Mechanical system of life against humanity in Pirandello’s I quaderni di Serafino Gubbio operatore (1925) (The Notebooks of Serafino Gubbio Operator of Cinematograph)



This study investigates the process of dehumanization caused by a bizarre relationship between man and the machine. In the area of Italian literature there are very few novels that take into consideration the heady world of industrialization. Luigi Pirandello (1867-1936) one of the most famous European playwrights, novelist and short story writer places accurate emphasis on this problem. He chooses motion picture as symbol of mechanical system of life against humanity. The author insists that in the modern world the control we exercise over the work process through machinery undergoes a radical transformation. Mechanism becomes the principal means of controlling production and, as such, it controls human creativity. After the machine takes control of human creativity, man is no longer an individual and has no identity apart from the machine.
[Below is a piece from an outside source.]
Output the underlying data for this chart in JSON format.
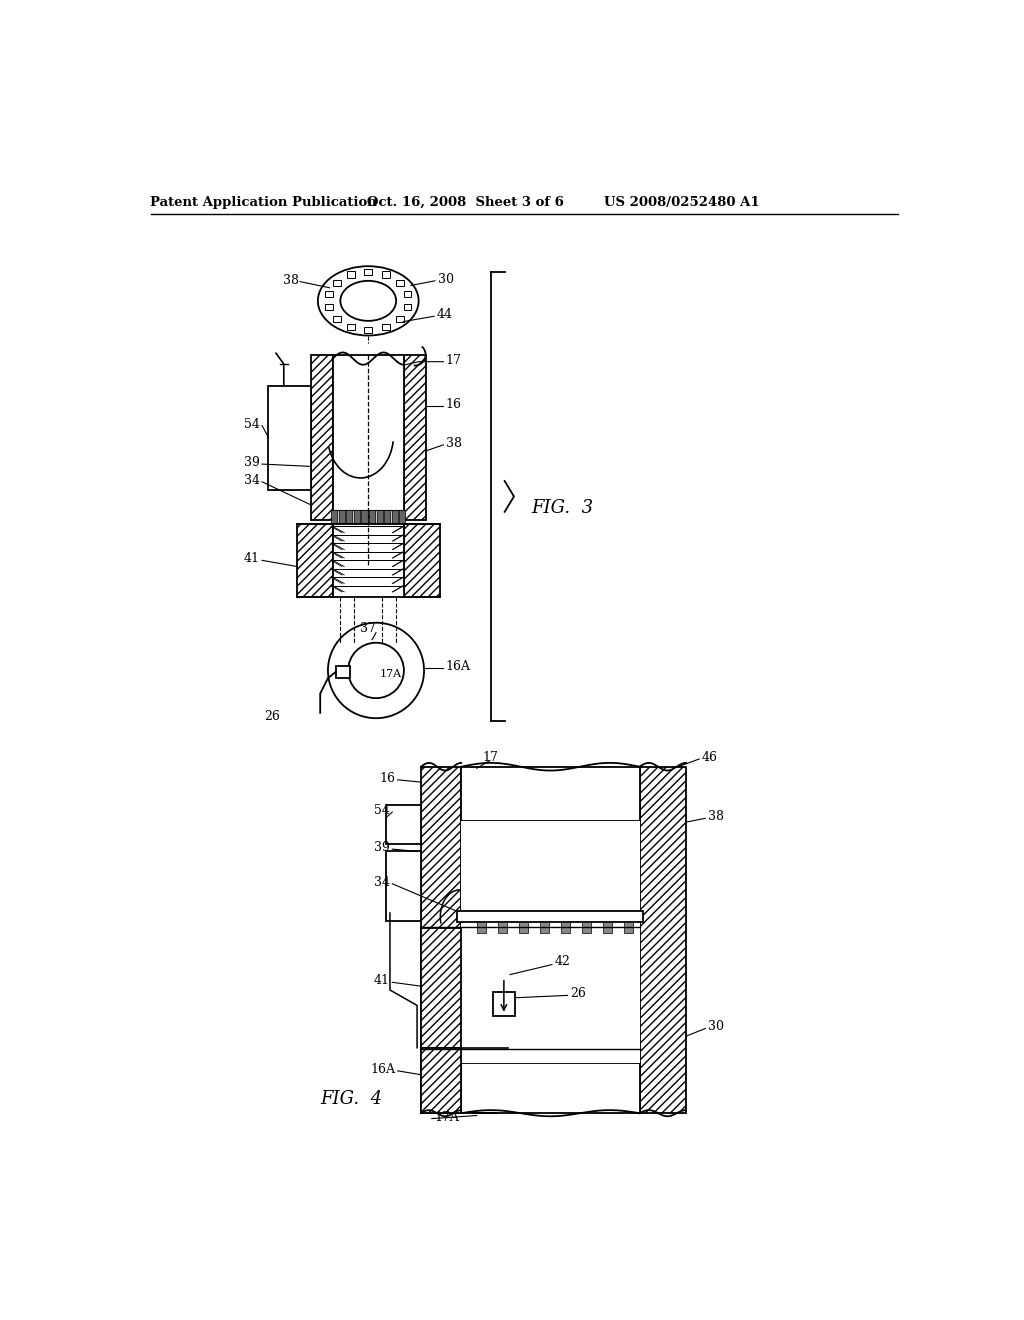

The issue of industrialization against humanity is partially reflected in Pirandello's other novel The Late Mattia Pascal but it creates a bitter polemic in the author's sixth novel The Notebooks of Serafino Gubbio Operator of Cinematograph. This research focuses on the theme of life undermined by the voracity of industrialization. I additionally explained in the introduction that there is no affinity between Pirandello's theory of mechanical life and ideology of two contemporary thinkers of Postmodernism: Jean Baudrillard (1929-2007) and Paul Virilio (born in 1932).